Classical inference¶
Traditional summarise information in data, not using prior information - get estimates that have well understood properties - low bias, low variance.
Long term expectations - correct on average (unbiasedness), confidence intervals cover true value 95% of the time (coverage). Important principle is conservatism - sometimes data are weak and we cannot make strong claims. Classical stats there should be a clear link from data to inferences, which is checkable.
Issue when studies are small and data are indirect or highly variable.

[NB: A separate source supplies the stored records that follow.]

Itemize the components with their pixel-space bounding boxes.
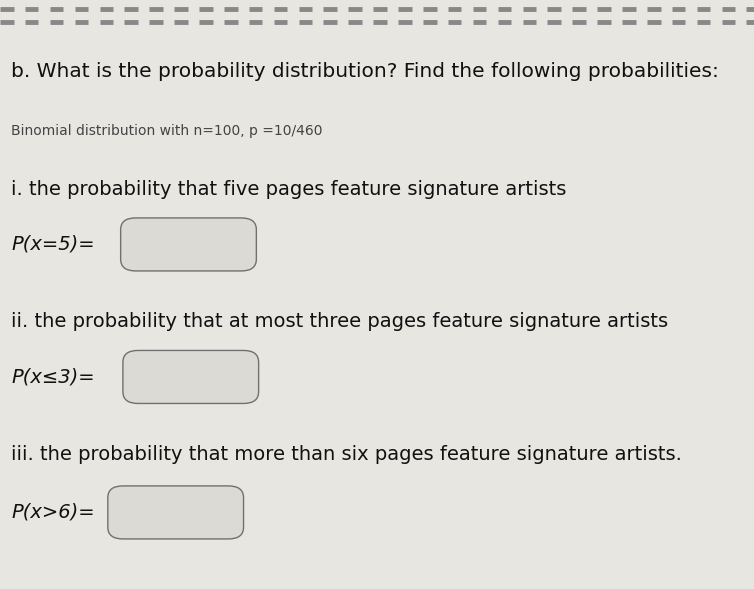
Text: ii. the probability that at most three pages feature signature artists: ii. the probability that at most three p…: [11, 312, 669, 331]
FancyBboxPatch shape: [121, 218, 256, 271]
Text: i. the probability that five pages feature signature artists: i. the probability that five pages featu…: [11, 180, 567, 198]
Text: Binomial distribution with n=100, p =10/460: Binomial distribution with n=100, p =10/…: [11, 124, 323, 138]
FancyBboxPatch shape: [123, 350, 259, 403]
Text: P(x≤3)=: P(x≤3)=: [11, 368, 95, 386]
Text: iii. the probability that more than six pages feature signature artists.: iii. the probability that more than six …: [11, 445, 682, 464]
Text: P(x>6)=: P(x>6)=: [11, 503, 95, 522]
Text: P(x=5)=: P(x=5)=: [11, 235, 95, 254]
FancyBboxPatch shape: [108, 486, 244, 539]
Text: b. What is the probability distribution? Find the following probabilities:: b. What is the probability distribution?…: [11, 62, 719, 81]
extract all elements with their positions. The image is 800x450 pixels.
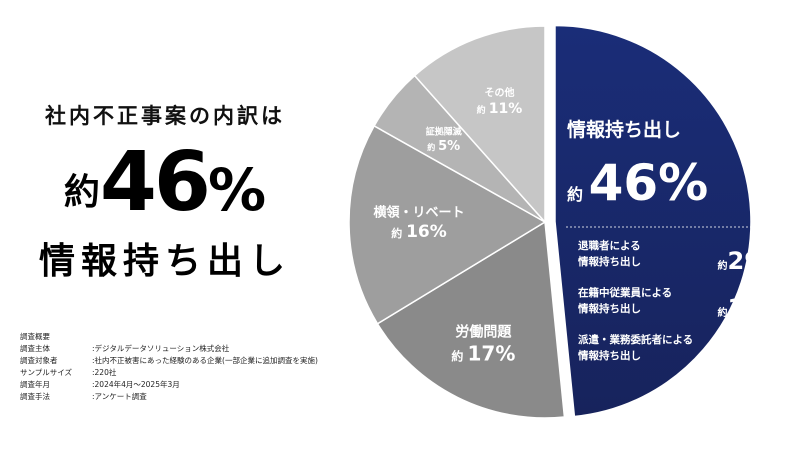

Small sample sizes can lead to unreliable estimates and wide confidence intervals, making it difficult to draw meaningful conclusions.
Bayesian inference¶
Bayesian inference combines information from data with prior information to make inferences about model parameters. This is done using Bayes' theorem, which updates prior beliefs based on observed data.
Pros: can incorporate prior information and provide more intuitive interpretations of uncertainty (credible intervals). Particularly with small sample sizes or complex models. Cons: requires specifying prior distributions, which can be subjective and may influence results.
Inferences are probabilistic and can be represented by random simulations.